I know there are some 'dirty' methods, such as forcing each HTML document to have <base> tags or to have some sort global variables to indicate the relative location of the HTML document. But again, I would like the script.js to be project-agnostic and reusable in different projects by different developers. I am aiming to have a pure JS approach so that other developers can just load the script and have it work straight away. I hope I don't need to enforce other developers to apply these 'dirty' methods in their HTML documents.


Solution

  • Well, tricks, tricks... if the script is intended to be run using <script src="..."></script> notation, i.e. with script tags, we can think of the following: check src using document.currentScript and crop the script name and the name of script-containing folder (basically 2 levels up as per your example, but you can modify depth by changing crop_depth)

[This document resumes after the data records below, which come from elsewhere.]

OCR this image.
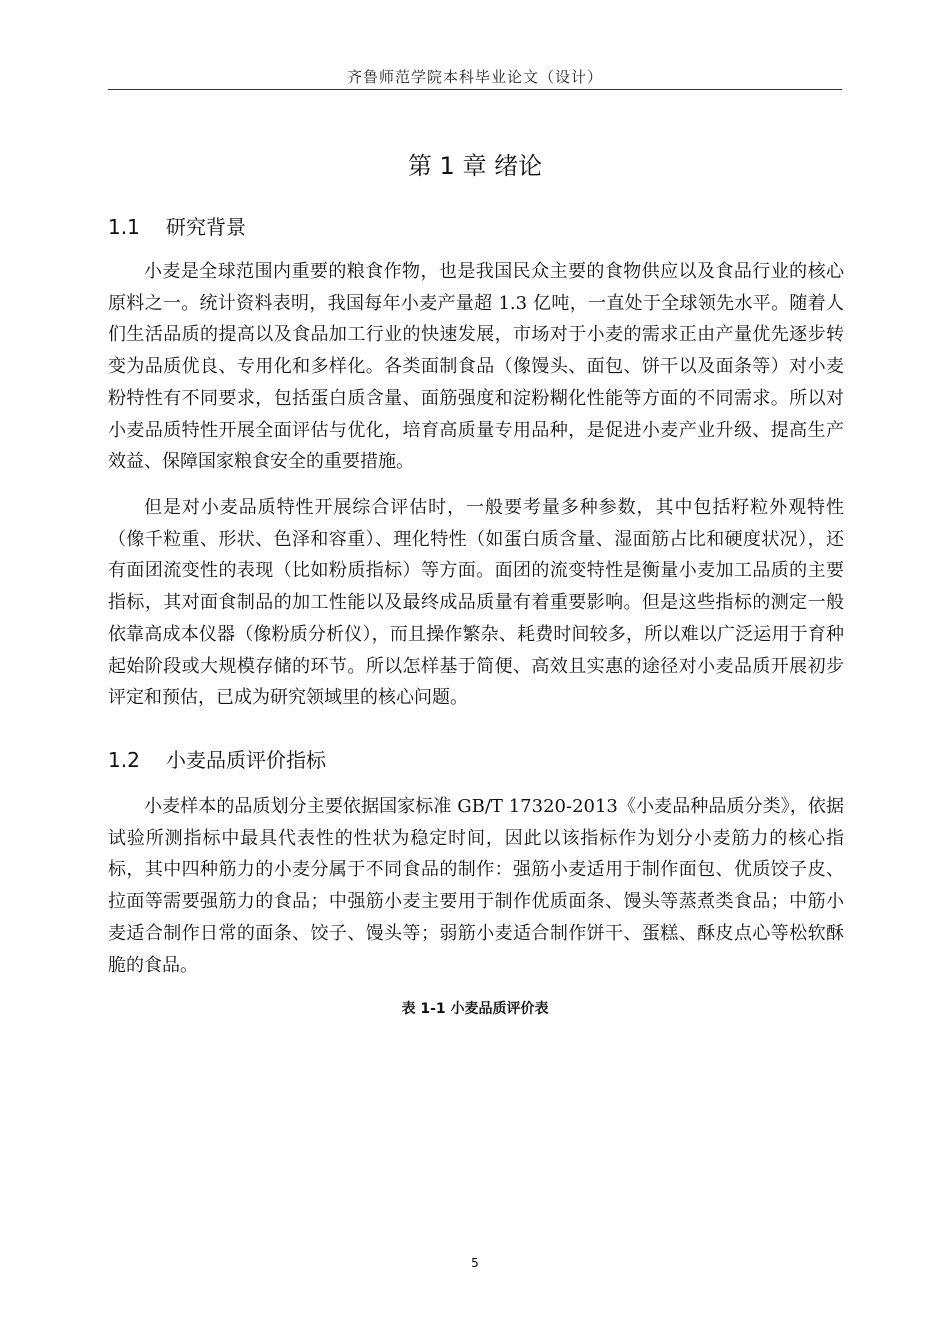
齐鲁师范学院本科毕业论文（设计）
第 1 章 绪论
1.1 研究背景

小麦是全球范围内重要的粮食作物，也是我国民众主要的食物供应以及食品行业的核心原料之一。统计资料表明，我国每年小麦产量超 1.3 亿吨，一直处于全球领先水平。随着人们生活品质的提高以及食品加工行业的快速发展，市场对于小麦的需求正由产量优先逐步转变为品质优良、专用化和多样化。各类面制食品（像馒头、面包、饼干以及面条等）对小麦粉特性有不同要求，包括蛋白质含量、面筋强度和淀粉糊化性能等方面的不同需求。所以对小麦品质特性开展全面评估与优化，培育高质量专用品种，是促进小麦产业升级、提高生产效益、保障国家粮食安全的重要措施。

但是对小麦品质特性开展综合评估时，一般要考量多种参数，其中包括籽粒外观特性（像千粒重、形状、色泽和容重）、理化特性（如蛋白质含量、湿面筋占比和硬度状况），还有面团流变性的表现（比如粉质指标）等方面。面团的流变特性是衡量小麦加工品质的主要指标，其对面食制品的加工性能以及最终成品质量有着重要影响。但是这些指标的测定一般依靠高成本仪器（像粉质分析仪），而且操作繁杂、耗费时间较多，所以难以广泛运用于育种起始阶段或大规模存储的环节。所以怎样基于简便、高效且实惠的途径对小麦品质开展初步评定和预估，已成为研究领域里的核心问题。

1.2 小麦品质评价指标

小麦样本的品质划分主要依据国家标准 GB/T 17320-2013《小麦品种品质分类》，依据试验所测指标中最具代表性的性状为稳定时间，因此以该指标作为划分小麦筋力的核心指标，其中四种筋力的小麦分属于不同食品的制作：强筋小麦适用于制作面包、优质饺子皮、拉面等需要强筋力的食品；中强筋小麦主要用于制作优质面条、馒头等蒸煮类食品；中筋小麦适合制作日常的面条、饺子、馒头等；弱筋小麦适合制作饼干、蛋糕、酥皮点心等松软酥脆的食品。

表 1-1 小麦品质评价表
5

    // absolute path of the script
    const abs_js_path = document.currentScript.src;
    const crop_depth = 2;
    // e.g., if the path is .../static/js/index.js, then:
    // 1 will produce .../static/js/
    // 2 will produce .../static (which you seem to need)
    // and so on
    
    // this is your folder which contains /js and other stuff
    const folder_path = abs_js_path.split("/").slice(0, -crop_depth).join("/")
    
    // that's how your cssPath variable now looks:
    const cssPath = folder_path + "/css/styles.css"
    

    As far as I understand, this is not the way to go if the script runs any differently than using script tags. Correct me if I'm wrong? (MDN link to document.currentScript docs)


    document.currentScript is compatible with anything newer than 2013-2014.

    If you need to support older browsers, the solution would be more complicated: you would have to loop through all scripts (getElementsByTagName("script")) and find a src which matches your script name (basically to search for */js/script.js).

    This would also require to hard-code script name and could have uncertainties if there're multiple scripts on the page which match */js/script.js. The latter one is circumventable if you come up with a less generic script name.